Economic and environmental savings such as these have helped GE win software-related bookings worth $100m, signing up 15 Predix customers to the new DPP platform since it arrived on the market in September with launch partners Exelon and New Jersey-based utility Public Service Enterprise Group.
Keeping the cloud secure
As the borders between the digital and industrial realms continue to evaporate, heightened concerns have arisen over the security of vital energy infrastructure. The 2010 Stuxnet cyber attack and even an innocent “cyber incident” that caused the shutdown of a nuclear plant in the US state of Georgia have provided ample warning that cyber incursions at power plants are possible and the consequences could be catastrophic.

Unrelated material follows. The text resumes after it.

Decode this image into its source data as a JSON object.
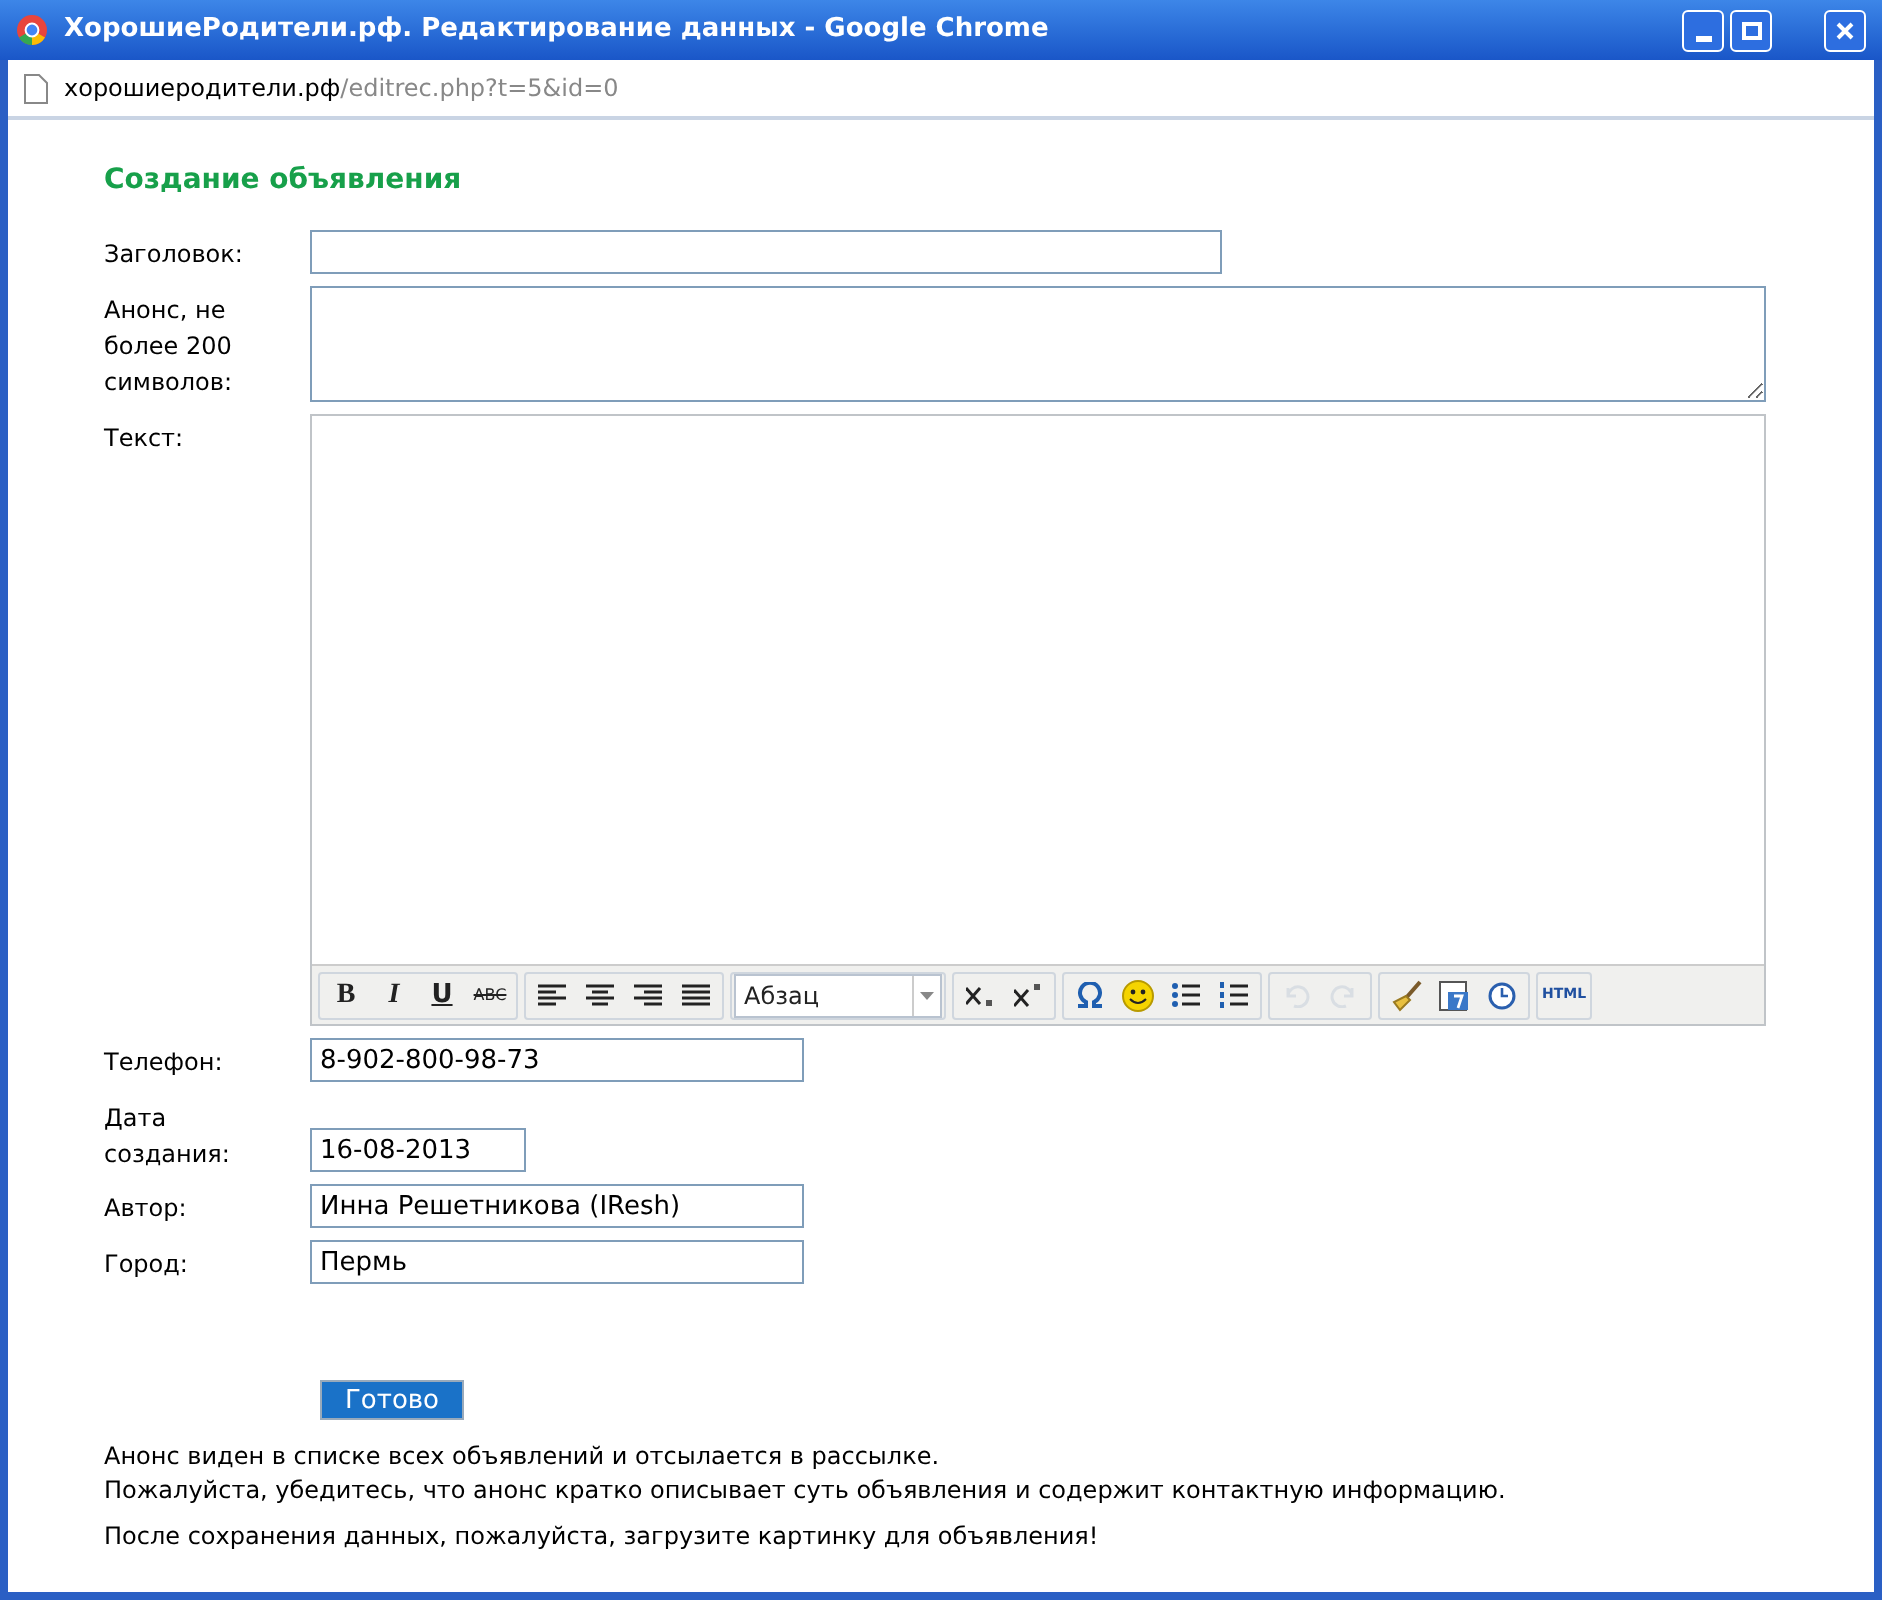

An October 2015 Chatham House report focussing on the issue of nuclear plant cyber security was unequivocal on the risks involved. “The cyber security risk is growing as nuclear facilities become increasingly reliant on digital systems and make increasing use of commercial ‘off-the-shelf’ software,” the study noted. “Meanwhile, hacking is becoming ever easier to conduct, and more widespread: automatic cyber attack packages targeted at known and discovered vulnerabilities are now widely available; advanced techniques used by Stuxnet are now known and being copied.”
Sanyal is confident, however, that the security protocols built into the Predix cloud are more than enough to keep it secure from outsiders. Unlike the relatively open design of public cloud services, the Predix cloud is based on a ‘gated community’ model in which no data is shared by other cloud services, and the system manages cloud ‘tenants’ to reduce the risk of “bad actors entering the community”.
“Predix cloud has security embedded at every level of the cloud stack,” says Sanyal. “This specialised approach offers industrial-grade security. Every layer is monitored and scanned for vulnerabilities. Predix cloud features network-level security sniffing and traffic management far beyond anything available in the public, commercial cloud marketplace…The structure of a managed community cloud allows GE to meet stringent regulatory requirements in ways that IT-focused public clouds cannot.”
As for the future, one of the benefits of the software-as-a-service model is the ability to continually iterate on the technology and improve the DPP eco-system. A new suite of business optimisation apps to help energy companies forecast their financial performance is set to become available in 2016.
“We plan to have a constant cycle of innovation and upgrades to our software stack,” Sanyal says. “We plan to have three to four major release cycles within a year…Our vision is to have a byte associated with every electron generated. We also plan to have thousands of developers globally developing apps and micro services on Predix to drive the innovation eco-system. We are talking about a major revolution underway.”